I suspect fungi are a little more forward “thinking” than their larger partners. Among trees, each species fights other species. Let’s assume the beeches native to Central Europe could emerge victorious in most forests there. Would this really be an advantage? What would happen if a new pathogen came along that infected most of the beeches and killed them? In that case, wouldn’t it be more advantageous if there were a certain number of other species around—oaks, maples, ashes, or firs—that would continue to grow and provide the shade needed for a new generation of young beeches to sprout and grow up? Diversity provides security for ancient forests. Because fungi are also very dependent on stable conditions, they support other species underground and protect them from complete collapse to ensure that one species of tree doesn’t manage to dominate.
If things become dire for the fungi and their trees despite all this support, then the fungi can take radical action, as in the case of the pine and its partner Laccaria bicolor, or the bicolored deceiver. When there is a lack of nitrogen, the latter releases a deadly toxin into the soil, which causes minute organisms such as springtails to die and release the nitrogen tied up in their bodies, forcing them to become fertilizer for both the trees and the fungi.28
I have introduced you to the most important tree helpers; however, there are many more. Consider the woodpeckers. I wouldn’t call them real helpers, but they are of at least some benefit to trees. When bark beetles infest spruce, for example, things get dicey. The tiny insects multiply so rapidly they can kill a tree very quickly by consuming its life-giving cambium layer. If a great spotted woodpecker gets wind of this, it’s on the spot right away. Like an oxpecker on a rhinoceros, it climbs up and down the trunk looking for the voracious, fat white larvae. It pecks these out (not thinking particularly of the tree), sending chunks of bark flying. Sometimes this can save the spruce from further damage. Even if the tree doesn’t come through this procedure alive, its fellow trees are still protected because now there won’t be any adult beetles hatching and flying around. The woodpecker is not in the slightest bit interested in the well-being of the tree, and you can see this particularly clearly in its nesting cavities. It often makes these in healthy trees, severely wounding them as it hacks away. Although the woodpecker frees many trees of pests—for instance, oaks from woodboring beetles—it is more a side effect of its behavior than its intent.

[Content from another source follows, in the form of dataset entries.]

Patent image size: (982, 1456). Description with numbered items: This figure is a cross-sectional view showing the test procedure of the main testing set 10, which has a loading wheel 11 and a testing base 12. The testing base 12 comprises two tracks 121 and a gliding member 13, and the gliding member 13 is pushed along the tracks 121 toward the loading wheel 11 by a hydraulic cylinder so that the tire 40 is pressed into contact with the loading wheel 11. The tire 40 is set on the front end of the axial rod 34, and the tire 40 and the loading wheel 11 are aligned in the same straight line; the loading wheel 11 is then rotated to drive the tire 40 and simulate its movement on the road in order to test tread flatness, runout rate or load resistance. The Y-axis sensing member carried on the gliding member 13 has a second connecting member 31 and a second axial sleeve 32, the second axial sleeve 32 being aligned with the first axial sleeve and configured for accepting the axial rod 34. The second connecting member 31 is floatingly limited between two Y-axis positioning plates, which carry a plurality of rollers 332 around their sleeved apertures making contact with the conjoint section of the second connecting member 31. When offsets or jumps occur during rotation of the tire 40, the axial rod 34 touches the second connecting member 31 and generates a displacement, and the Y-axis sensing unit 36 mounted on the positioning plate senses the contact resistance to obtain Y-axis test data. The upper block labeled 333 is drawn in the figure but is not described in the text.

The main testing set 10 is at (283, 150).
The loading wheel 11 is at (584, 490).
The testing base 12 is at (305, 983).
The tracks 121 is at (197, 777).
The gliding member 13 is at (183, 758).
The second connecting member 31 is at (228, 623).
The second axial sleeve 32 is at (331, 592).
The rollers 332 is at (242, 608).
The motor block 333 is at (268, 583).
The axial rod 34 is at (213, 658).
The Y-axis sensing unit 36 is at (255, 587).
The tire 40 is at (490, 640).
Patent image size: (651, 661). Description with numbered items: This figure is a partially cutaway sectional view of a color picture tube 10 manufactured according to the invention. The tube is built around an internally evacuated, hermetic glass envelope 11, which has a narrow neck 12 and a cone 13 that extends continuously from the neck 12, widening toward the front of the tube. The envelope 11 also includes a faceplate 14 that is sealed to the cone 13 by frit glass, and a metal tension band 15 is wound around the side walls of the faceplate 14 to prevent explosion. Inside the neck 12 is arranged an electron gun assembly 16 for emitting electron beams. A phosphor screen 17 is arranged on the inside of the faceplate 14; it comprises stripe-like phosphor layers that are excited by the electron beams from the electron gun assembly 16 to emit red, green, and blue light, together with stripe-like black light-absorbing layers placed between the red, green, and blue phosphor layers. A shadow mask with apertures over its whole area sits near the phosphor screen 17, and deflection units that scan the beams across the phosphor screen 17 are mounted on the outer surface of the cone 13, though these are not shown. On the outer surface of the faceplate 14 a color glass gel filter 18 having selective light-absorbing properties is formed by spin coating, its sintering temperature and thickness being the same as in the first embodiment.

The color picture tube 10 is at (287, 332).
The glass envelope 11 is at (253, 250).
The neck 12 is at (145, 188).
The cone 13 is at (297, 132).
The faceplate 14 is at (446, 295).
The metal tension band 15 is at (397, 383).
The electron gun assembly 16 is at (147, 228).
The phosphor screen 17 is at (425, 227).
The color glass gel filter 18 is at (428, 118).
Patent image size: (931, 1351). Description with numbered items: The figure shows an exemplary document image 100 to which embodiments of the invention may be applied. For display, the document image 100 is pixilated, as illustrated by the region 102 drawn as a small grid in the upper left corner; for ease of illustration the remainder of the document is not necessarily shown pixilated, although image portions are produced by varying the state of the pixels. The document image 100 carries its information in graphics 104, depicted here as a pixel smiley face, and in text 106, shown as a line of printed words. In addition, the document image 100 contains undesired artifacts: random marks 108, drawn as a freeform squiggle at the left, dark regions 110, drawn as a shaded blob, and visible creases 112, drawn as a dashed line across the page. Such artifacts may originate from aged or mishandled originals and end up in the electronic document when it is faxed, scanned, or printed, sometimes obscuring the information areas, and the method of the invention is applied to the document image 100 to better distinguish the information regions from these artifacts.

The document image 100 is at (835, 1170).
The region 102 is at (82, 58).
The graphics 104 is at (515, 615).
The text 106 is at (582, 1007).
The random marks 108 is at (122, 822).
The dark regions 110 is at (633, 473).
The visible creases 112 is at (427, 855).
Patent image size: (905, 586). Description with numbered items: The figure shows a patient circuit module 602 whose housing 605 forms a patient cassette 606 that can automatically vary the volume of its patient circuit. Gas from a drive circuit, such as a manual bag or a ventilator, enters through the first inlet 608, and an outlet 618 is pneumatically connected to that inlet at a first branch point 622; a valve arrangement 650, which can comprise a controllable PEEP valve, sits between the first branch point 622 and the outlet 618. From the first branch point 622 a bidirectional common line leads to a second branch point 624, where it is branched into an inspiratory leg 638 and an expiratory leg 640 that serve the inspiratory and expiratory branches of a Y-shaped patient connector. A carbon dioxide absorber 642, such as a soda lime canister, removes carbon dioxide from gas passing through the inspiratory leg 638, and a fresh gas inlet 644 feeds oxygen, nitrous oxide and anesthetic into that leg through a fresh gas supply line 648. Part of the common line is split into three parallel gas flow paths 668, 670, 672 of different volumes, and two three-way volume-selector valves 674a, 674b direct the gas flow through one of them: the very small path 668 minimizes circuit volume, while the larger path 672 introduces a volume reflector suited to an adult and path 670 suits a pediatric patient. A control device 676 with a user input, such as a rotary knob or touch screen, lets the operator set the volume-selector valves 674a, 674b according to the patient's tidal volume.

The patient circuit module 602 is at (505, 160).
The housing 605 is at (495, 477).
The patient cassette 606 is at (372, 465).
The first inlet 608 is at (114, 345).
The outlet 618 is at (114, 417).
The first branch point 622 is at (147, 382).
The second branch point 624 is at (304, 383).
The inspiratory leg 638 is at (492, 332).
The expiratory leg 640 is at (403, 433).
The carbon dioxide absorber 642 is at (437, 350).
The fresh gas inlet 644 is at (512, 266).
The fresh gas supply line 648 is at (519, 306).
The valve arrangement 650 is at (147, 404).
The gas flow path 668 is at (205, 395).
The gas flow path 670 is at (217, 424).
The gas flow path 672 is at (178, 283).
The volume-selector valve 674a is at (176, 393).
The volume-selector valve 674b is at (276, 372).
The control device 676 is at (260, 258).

Woodboring beetles can be a threat to thirsty trees in dry years, because the trees are in no position to defend themselves from their attackers. Salvation can come in the form of the black-headed cardinal beetle. In its adult form, it is harmless, feeding on aphid honeydew and plant juices. Its offspring, however, need flesh, and they get this in the form of beetle larvae that live under the bark of deciduous trees. So some oaks have cardinal beetles to thank for their survival. And things can get dire for the beetles as well: once all the children of other species of beetles have been eaten, the larvae turn on their own kind.